Cumhurbaşkanı Tayyip Erdoğan'ın "İstanbul'dan Türkiye'ye ve yurt dışına uzanan ahtapotun kolları bir bir deşifre oluyor" şeklindeki sözlerine de yanıt veren Özel, geçen hafta İzmir’de gösterilen videoya değinerek, "Gelelim senin ahtapotuna... Kendisine grup toplantısında bir ahtapot göstermiştim. Bu ahtapot neymiş, nereleri sarmış, bugün Erdoğan’a ayna tutalım. Geçen hafta İzmir’de izlediniz mi? İlk kez bir şey izlettik, çok beğenildi. Bir hafta boyunca İzmir mitingindeki bir video konuşuldu. Şimdi bir ay boyunca bu videoyu konuşsunlar bakalım. Hep beraber izleyelim ahtapot neymiş neredeymiş" dedi.
Özel, mitinge gelen vatandaşlara, AK Partilerin usulsüzlük ve yolsuzluklarına ilişkin haberlerin yer aldığı videoyu "Al sana ahtapot" diyerek izletti.

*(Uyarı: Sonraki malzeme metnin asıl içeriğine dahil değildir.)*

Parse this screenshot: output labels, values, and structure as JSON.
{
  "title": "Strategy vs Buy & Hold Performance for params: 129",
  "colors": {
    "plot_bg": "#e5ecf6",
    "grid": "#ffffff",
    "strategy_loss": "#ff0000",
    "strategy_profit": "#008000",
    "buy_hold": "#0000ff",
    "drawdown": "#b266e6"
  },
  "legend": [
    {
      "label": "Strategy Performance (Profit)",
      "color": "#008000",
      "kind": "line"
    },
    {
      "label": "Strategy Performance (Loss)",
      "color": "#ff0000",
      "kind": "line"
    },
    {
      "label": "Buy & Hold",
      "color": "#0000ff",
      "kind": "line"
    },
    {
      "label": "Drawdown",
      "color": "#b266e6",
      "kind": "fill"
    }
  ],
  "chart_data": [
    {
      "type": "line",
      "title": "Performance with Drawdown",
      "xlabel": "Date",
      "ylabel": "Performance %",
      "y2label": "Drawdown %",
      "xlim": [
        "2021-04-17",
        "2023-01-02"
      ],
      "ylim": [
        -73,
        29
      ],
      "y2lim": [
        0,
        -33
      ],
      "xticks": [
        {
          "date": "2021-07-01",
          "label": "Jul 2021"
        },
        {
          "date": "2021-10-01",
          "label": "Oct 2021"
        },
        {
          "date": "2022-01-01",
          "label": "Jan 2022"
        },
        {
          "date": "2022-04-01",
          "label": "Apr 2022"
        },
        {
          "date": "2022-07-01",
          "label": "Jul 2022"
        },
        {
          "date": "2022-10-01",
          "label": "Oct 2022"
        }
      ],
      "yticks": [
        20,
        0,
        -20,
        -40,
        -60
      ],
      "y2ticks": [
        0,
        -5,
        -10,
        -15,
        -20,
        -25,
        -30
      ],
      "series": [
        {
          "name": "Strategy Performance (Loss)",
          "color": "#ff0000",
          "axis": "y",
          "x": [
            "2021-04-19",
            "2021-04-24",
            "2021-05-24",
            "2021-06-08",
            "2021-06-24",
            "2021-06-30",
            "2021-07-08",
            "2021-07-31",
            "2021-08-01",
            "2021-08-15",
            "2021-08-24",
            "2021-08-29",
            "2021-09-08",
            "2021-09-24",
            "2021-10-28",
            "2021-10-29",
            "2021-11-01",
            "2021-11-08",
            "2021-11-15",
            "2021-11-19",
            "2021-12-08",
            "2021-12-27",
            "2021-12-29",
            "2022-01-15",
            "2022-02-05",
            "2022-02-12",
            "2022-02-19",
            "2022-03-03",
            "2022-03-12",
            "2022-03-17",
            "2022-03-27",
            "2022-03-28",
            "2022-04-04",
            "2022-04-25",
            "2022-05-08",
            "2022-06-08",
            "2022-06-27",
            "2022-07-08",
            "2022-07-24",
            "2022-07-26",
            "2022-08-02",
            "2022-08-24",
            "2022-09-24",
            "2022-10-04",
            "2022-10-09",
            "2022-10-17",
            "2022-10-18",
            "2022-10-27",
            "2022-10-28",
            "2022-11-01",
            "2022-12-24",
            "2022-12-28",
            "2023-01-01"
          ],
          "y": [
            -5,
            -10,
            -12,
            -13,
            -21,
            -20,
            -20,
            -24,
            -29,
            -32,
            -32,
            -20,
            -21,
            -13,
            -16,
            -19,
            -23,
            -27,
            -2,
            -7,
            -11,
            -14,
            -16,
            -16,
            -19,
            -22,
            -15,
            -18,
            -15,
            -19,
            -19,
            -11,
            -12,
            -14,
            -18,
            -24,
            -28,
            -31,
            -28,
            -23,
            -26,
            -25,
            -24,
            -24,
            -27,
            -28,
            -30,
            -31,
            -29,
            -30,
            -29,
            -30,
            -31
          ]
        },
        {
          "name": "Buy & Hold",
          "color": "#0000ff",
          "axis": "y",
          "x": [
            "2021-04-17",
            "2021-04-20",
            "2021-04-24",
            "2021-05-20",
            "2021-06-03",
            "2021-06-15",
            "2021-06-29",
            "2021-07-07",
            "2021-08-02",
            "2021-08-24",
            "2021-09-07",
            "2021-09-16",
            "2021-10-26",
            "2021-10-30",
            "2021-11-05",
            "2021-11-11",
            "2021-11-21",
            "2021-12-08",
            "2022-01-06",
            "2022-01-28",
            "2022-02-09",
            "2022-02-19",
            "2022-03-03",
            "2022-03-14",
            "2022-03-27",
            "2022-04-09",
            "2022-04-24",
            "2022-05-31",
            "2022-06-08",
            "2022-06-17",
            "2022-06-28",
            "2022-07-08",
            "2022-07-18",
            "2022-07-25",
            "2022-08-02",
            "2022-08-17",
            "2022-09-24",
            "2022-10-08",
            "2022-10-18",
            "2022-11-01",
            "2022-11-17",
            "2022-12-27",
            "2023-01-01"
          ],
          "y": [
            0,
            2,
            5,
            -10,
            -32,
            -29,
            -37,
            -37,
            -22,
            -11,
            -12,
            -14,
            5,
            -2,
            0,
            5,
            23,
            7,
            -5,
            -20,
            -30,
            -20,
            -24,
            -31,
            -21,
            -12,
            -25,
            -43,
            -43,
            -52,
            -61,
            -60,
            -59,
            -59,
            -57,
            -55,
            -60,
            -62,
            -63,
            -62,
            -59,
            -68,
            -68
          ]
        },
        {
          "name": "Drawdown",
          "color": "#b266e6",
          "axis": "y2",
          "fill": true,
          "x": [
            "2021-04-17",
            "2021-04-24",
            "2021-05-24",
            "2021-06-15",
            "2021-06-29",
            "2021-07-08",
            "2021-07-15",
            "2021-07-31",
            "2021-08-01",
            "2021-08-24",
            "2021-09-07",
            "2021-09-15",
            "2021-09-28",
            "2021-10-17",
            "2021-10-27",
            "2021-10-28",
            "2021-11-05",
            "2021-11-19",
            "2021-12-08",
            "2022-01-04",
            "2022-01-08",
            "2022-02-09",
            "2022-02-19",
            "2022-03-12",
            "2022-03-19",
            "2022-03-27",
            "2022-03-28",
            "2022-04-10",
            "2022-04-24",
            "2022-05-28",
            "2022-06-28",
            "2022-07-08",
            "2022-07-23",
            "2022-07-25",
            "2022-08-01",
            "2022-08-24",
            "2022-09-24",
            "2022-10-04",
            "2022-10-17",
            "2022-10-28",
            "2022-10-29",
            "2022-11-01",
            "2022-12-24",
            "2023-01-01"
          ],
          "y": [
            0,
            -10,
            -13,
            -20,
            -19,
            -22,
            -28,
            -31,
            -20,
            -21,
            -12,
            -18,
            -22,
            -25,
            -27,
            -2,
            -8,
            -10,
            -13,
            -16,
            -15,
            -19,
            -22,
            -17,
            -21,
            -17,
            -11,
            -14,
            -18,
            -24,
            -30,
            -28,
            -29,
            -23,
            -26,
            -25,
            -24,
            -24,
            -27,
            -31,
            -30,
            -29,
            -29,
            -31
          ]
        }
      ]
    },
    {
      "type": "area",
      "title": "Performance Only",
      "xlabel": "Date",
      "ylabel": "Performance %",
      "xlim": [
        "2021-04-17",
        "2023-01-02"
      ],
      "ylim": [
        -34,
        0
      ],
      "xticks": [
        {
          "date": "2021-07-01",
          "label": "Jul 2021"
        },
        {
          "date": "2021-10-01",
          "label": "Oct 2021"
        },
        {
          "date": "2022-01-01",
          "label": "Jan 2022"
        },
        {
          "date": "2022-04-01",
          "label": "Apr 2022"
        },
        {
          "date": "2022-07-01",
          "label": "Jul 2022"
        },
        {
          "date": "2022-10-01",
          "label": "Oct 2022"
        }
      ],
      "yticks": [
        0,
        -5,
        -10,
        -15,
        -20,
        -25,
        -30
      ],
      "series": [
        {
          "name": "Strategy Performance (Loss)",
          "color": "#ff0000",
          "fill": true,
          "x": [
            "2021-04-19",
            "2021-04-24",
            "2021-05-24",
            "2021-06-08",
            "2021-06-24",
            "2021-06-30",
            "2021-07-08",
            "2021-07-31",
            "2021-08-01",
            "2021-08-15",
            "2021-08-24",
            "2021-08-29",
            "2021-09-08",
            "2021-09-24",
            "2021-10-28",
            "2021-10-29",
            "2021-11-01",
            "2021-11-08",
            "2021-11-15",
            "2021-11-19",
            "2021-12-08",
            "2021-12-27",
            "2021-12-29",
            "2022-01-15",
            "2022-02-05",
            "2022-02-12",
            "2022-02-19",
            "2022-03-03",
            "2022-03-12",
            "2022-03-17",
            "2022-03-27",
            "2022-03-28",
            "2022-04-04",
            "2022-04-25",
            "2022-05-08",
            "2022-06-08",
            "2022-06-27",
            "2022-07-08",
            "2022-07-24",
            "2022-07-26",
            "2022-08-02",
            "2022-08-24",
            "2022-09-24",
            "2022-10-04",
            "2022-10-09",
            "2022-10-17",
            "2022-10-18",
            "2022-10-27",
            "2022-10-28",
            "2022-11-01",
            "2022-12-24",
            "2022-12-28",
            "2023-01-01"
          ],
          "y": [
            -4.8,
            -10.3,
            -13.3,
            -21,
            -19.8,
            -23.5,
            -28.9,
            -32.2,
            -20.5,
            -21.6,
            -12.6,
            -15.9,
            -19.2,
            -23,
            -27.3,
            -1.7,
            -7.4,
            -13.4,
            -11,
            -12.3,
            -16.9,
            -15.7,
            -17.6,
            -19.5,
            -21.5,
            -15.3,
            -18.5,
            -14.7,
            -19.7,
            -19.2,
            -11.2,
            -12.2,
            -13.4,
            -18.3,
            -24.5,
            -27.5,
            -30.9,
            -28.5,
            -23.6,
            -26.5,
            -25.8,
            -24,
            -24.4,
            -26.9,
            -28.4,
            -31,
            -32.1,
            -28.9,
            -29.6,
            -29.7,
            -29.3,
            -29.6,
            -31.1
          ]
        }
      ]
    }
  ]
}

'Hiçbirimiz karışmayacağız, mahkemeler önünde hesap verecekler'
CHP Lideri Özgür Özel, "Orada burada da ahtapot arama, ahtapot Saray'da. Öyle, iftirayla ahtapot ararsan gerçek ahtapotu Antalya’da görürsün. O Saray'daki ahtapotun da o ellerinin uzandı her yerdeki yapılan yolsuzlukların da teker teker hesabına Türkiye’de bağımsız yargı soracak. Hiçbirimiz karışmayacağız, mahkemeler önünde hesap verecekler" dedi.